Let $K$ be a field and $R$ be the Ring $K[x]/(X²)$ then prove that $R$ has exactly one prime ideal.
Here,R is a commutative ring with identity, and that it is a quotient of the polynomial ring K[x], which is itself a domain. Hence, R is also a domain.
Let I be an ideal of R. Then, I corresponds to an ideal J of K[x] that contains the ideal (x²). By the correspondence theorem for ideals, J/(x²) is an ideal of R. Moreover, we have a natural isomorphism
R/(J/(x²)) ≅ (K[x]/J)/(x²)
By the third isomorphism theorem, we have
(K[x]/J)/(x²) ≅ K[x]/(x², J)
Thus, we need to find all ideals J of K[x] such that (x², J) is a prime ideal.
Suppose J = (f) for some non-constant polynomial f in K[x]. Then, (x², J) = (x², f). Note that x² is irreducible in K[x], since it has no roots in K. Hence, (x², f) is a prime ideal if and only if one of the following holds:
1.x² is in (f), i.e., f is a multiple of x².
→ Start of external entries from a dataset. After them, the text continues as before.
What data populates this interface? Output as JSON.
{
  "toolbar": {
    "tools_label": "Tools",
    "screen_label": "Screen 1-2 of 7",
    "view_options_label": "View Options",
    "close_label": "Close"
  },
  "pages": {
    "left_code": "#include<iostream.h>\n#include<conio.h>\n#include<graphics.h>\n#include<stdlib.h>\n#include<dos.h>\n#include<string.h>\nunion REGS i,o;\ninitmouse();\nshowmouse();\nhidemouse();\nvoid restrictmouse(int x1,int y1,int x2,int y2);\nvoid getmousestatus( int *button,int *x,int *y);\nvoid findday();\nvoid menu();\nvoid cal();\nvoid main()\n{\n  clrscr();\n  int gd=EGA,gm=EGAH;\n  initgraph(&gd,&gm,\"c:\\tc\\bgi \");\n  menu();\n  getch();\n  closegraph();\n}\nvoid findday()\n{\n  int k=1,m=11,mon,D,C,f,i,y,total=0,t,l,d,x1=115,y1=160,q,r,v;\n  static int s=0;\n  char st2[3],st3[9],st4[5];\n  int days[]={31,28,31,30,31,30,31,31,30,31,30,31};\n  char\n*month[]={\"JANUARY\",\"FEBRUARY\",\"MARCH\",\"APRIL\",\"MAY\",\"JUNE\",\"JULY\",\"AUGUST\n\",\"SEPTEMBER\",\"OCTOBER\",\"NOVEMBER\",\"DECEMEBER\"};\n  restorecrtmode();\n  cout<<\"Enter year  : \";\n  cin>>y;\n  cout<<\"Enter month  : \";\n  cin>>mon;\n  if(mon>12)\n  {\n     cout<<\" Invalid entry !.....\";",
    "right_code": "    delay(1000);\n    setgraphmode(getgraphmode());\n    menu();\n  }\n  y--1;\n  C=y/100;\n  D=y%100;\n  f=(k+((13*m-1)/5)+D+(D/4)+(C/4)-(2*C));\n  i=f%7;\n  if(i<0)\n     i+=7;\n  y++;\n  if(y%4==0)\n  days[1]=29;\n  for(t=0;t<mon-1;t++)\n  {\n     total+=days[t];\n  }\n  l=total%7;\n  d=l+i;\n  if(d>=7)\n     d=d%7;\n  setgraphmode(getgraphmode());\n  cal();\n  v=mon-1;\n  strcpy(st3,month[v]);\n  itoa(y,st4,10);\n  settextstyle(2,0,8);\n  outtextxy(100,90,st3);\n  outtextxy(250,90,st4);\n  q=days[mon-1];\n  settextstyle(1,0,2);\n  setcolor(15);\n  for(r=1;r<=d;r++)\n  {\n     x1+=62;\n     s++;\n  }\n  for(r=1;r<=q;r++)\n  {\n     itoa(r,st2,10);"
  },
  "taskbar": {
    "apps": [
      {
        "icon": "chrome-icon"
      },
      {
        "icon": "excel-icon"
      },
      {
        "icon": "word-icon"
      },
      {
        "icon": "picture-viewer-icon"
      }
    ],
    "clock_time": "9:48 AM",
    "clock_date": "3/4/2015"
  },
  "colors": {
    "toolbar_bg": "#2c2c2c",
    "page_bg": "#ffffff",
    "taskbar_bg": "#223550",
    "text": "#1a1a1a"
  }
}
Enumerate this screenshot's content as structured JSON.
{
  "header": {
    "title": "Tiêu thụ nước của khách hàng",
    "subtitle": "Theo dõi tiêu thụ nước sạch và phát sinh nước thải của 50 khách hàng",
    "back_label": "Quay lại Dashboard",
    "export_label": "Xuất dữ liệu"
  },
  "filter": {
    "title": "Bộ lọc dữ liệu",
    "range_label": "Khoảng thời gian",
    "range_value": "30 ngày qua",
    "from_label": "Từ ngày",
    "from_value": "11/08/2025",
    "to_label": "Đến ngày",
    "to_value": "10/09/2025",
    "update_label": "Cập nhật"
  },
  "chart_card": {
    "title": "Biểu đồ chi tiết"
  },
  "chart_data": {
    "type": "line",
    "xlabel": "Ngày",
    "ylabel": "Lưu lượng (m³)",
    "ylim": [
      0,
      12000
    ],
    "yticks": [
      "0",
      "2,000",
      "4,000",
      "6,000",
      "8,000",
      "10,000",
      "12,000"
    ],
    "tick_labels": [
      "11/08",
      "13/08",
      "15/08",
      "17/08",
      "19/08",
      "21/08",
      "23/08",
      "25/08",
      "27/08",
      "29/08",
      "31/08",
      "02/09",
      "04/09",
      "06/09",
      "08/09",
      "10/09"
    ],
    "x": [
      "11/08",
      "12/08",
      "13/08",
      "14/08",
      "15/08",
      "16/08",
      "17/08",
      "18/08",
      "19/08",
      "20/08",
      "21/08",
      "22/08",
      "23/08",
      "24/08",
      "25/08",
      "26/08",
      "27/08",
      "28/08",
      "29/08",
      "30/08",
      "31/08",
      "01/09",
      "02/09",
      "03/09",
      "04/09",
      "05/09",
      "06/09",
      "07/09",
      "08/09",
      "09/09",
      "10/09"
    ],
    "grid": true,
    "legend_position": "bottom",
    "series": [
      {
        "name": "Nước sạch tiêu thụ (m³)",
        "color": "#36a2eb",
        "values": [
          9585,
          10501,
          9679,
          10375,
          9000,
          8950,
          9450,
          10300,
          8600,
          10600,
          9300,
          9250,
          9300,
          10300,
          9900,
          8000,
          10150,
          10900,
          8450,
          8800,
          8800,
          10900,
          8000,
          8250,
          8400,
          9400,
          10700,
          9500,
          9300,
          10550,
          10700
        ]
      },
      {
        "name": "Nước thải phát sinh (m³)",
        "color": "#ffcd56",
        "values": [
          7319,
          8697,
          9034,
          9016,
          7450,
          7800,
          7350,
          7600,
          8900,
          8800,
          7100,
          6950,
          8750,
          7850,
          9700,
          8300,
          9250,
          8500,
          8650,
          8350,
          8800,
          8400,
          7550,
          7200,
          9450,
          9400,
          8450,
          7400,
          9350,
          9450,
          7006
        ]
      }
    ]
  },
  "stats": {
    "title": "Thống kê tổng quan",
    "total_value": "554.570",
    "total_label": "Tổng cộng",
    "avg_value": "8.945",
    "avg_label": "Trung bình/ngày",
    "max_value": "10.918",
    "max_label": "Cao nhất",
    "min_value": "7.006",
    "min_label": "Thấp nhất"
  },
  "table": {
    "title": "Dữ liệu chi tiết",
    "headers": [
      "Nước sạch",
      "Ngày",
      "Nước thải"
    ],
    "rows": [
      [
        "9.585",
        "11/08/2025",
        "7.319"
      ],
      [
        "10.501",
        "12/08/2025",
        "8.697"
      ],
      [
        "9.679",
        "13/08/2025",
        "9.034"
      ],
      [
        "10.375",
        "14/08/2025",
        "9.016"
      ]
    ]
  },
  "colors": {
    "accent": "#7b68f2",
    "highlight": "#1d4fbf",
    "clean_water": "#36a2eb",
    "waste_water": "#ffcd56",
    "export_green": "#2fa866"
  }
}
2.f is in (x²), i.e., f is a polynomial of the form g(x)x² for some polynomial g(x) in K[x].
In the first case, (f) contains (x²), and hence I = J/(x²) contains the zero element of R. Since R is a domain, this means that I = {0}. In the second case, (x², f) contains the element x in R, since x = f(x) mod (x²). Hence, I contains x + J/(x²). Since R is a domain, this means that I is a prime ideal.
Therefore, the prime ideals of R are precisely the ideals of the form J/(x²), where J is a non-constant polynomial in K[x] that is divisible by x². There is exactly one such polynomial up to multiplication by a unit in K[x], namely x² itself. Hence, R has exactly one prime ideal, namely (x)/(x²).
Also Examine whether $R$ is isomorphic as a ring to the product ring $k × k$ (with coordinate wise addition and multiplication).
$k[x]/(x^2)$ has only one prime ideal here is the answer of my first questions,but please have a look of this approach and please help by giving your arguments...
False: $0$ is a root of $X^2$. Furthermore, a polynomial needs not have a root in K to be reducible: for example $(X^2+1)^2$ is obviously reducible in $\mathbb R$, but has not root in $\mathbb R$, and your polynomial $X^2= X\cdot X$ is even more obviously reducible.
Note: this also implies that $R$ is not a domain, since $X\cdot X = 0 $ in $R$. But $R$ is still a commutative ring and this suffices.
The proof was globally OK up to this point. So, I continue from this stage. You have shown that you need to find all ideals $J$ such that $(X^2, J)$ is a prime ideal of $K[X]$. But $K[X]$ is a principal ideal domain, hence the generator $f$ of $J$ must divide $X^2$ and by prime. This implies $f = X$. Consequently, $J = (X)$, and there can be only one prime ideal in $K[X]/(X^2)$.